SODAS Lecture: How Machine Learning can Advance Theory Formation in the Social Sciences

SODAS Lecture


How Machine Learning can Advance Theory Formation in the Social Sciences


Theories are the vehicle of cumulative knowledge acquisition. At this time, however, many social scientific theories are insufficiently precise to derive testable hypotheses. This limits the advancement of our principled understanding of development. This problem cannot be resolved by improving the way deductive (confirmatory) research is conducted (e.g., through preregistration and replication), because theory formation requires inductive (exploratory) research. In this presentation, I argue that machine learning can help advance theory formation in the social sciences, because it enables rigorous exploration of patterns in data.

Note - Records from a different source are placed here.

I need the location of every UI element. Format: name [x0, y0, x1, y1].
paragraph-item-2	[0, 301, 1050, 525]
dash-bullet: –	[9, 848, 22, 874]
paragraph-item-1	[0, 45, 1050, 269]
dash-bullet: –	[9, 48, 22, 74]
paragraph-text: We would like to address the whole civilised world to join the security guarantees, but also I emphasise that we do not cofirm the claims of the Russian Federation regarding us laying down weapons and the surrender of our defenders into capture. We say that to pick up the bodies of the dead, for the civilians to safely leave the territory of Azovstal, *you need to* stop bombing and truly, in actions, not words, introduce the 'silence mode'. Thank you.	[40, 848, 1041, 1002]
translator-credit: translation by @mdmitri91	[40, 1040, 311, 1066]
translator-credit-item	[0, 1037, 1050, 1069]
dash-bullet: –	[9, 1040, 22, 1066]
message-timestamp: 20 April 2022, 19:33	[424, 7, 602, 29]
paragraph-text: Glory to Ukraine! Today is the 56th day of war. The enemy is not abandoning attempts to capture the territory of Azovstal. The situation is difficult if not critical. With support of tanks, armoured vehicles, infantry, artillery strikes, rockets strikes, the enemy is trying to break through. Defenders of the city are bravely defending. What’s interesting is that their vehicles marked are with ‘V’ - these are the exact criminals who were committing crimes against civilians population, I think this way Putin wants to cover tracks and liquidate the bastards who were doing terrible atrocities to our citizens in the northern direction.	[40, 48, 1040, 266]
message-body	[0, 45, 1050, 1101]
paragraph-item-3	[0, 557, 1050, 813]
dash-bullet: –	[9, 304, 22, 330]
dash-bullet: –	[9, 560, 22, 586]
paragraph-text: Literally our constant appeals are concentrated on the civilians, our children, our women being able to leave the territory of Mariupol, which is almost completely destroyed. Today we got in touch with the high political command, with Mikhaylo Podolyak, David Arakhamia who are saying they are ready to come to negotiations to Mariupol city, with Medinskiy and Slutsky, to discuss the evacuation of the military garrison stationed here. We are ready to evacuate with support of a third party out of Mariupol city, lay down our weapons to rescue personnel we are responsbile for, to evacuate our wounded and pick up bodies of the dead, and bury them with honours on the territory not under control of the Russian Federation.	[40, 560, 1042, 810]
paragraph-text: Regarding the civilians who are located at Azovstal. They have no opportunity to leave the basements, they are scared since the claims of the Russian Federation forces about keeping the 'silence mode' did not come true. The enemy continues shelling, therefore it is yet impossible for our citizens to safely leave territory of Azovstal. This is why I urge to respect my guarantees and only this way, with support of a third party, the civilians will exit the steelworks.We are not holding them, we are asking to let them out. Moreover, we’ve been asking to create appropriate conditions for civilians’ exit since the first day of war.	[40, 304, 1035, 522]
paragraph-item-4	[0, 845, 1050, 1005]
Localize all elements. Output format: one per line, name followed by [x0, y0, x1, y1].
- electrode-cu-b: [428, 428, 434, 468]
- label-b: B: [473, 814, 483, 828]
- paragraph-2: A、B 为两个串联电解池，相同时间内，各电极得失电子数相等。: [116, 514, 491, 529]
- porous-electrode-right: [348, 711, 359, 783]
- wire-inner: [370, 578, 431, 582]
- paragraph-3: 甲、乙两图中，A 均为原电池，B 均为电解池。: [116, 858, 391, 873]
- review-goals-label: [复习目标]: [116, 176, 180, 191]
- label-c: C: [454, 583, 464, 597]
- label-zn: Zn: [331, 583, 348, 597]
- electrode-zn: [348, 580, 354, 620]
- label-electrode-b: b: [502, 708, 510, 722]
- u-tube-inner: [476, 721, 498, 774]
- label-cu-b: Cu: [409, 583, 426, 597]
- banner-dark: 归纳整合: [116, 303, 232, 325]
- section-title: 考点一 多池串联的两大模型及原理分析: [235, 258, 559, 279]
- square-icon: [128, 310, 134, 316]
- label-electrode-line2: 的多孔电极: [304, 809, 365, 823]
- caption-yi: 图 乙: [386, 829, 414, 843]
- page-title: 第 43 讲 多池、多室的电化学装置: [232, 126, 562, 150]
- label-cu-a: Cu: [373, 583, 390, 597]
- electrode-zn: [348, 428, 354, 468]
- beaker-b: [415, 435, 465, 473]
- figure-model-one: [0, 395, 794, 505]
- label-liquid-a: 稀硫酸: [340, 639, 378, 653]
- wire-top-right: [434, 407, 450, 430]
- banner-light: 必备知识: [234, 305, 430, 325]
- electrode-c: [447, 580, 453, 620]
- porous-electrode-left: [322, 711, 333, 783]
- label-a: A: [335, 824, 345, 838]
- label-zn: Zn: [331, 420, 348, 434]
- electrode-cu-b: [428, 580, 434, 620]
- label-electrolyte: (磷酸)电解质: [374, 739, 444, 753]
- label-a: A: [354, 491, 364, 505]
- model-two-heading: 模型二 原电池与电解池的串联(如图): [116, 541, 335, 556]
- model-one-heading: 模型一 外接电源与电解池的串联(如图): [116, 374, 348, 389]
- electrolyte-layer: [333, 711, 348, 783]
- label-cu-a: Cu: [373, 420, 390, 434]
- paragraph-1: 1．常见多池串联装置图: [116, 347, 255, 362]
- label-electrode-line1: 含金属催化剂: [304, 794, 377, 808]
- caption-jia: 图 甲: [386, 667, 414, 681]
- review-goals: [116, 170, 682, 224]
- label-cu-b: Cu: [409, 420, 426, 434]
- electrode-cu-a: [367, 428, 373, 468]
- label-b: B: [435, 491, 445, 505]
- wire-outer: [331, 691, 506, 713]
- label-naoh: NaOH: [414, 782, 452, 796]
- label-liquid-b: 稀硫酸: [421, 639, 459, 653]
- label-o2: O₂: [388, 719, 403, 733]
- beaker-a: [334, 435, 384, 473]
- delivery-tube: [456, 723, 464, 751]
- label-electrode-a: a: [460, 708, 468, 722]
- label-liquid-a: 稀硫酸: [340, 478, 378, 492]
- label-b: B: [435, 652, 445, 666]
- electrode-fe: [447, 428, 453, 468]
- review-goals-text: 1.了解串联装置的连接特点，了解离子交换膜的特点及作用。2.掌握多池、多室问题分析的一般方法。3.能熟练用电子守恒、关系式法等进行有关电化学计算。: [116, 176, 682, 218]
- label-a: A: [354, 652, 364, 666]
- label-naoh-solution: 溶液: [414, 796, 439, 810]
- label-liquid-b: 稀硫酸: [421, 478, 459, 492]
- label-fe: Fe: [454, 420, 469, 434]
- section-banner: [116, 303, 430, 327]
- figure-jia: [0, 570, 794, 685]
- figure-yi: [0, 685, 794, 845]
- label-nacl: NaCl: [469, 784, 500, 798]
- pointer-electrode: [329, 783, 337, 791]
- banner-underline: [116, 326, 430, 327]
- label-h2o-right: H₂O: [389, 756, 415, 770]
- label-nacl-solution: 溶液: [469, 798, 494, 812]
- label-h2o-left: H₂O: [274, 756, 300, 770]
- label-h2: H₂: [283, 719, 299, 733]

I will discuss specific advantages of machine learning, explain core methodological concepts, introduce relevant methods, and describe how data-driven insights are consolidated into theory. Machine learning automates exploration, and incorporates checks and balances to ensure generalizable results. It can assist in phenomenon detection and offers a more holistic understanding of the phenomena associated with an outcome or process of interest.


Caspar van Lissa is associate professor of social data science at the department of Methodology & Statistics, chair of the Open Science Community Tilburg, and member of the Tilburg Young Academy. His research addresses the epistemological implications of machine learning for theory formation in the social sciences, evidence synthesis – summarizing existing research using machine learning-informed meta-analysis and text mining systematic review – and open reproducible science. He is an advocate for open source research software and has (co-)authored ten R-packages.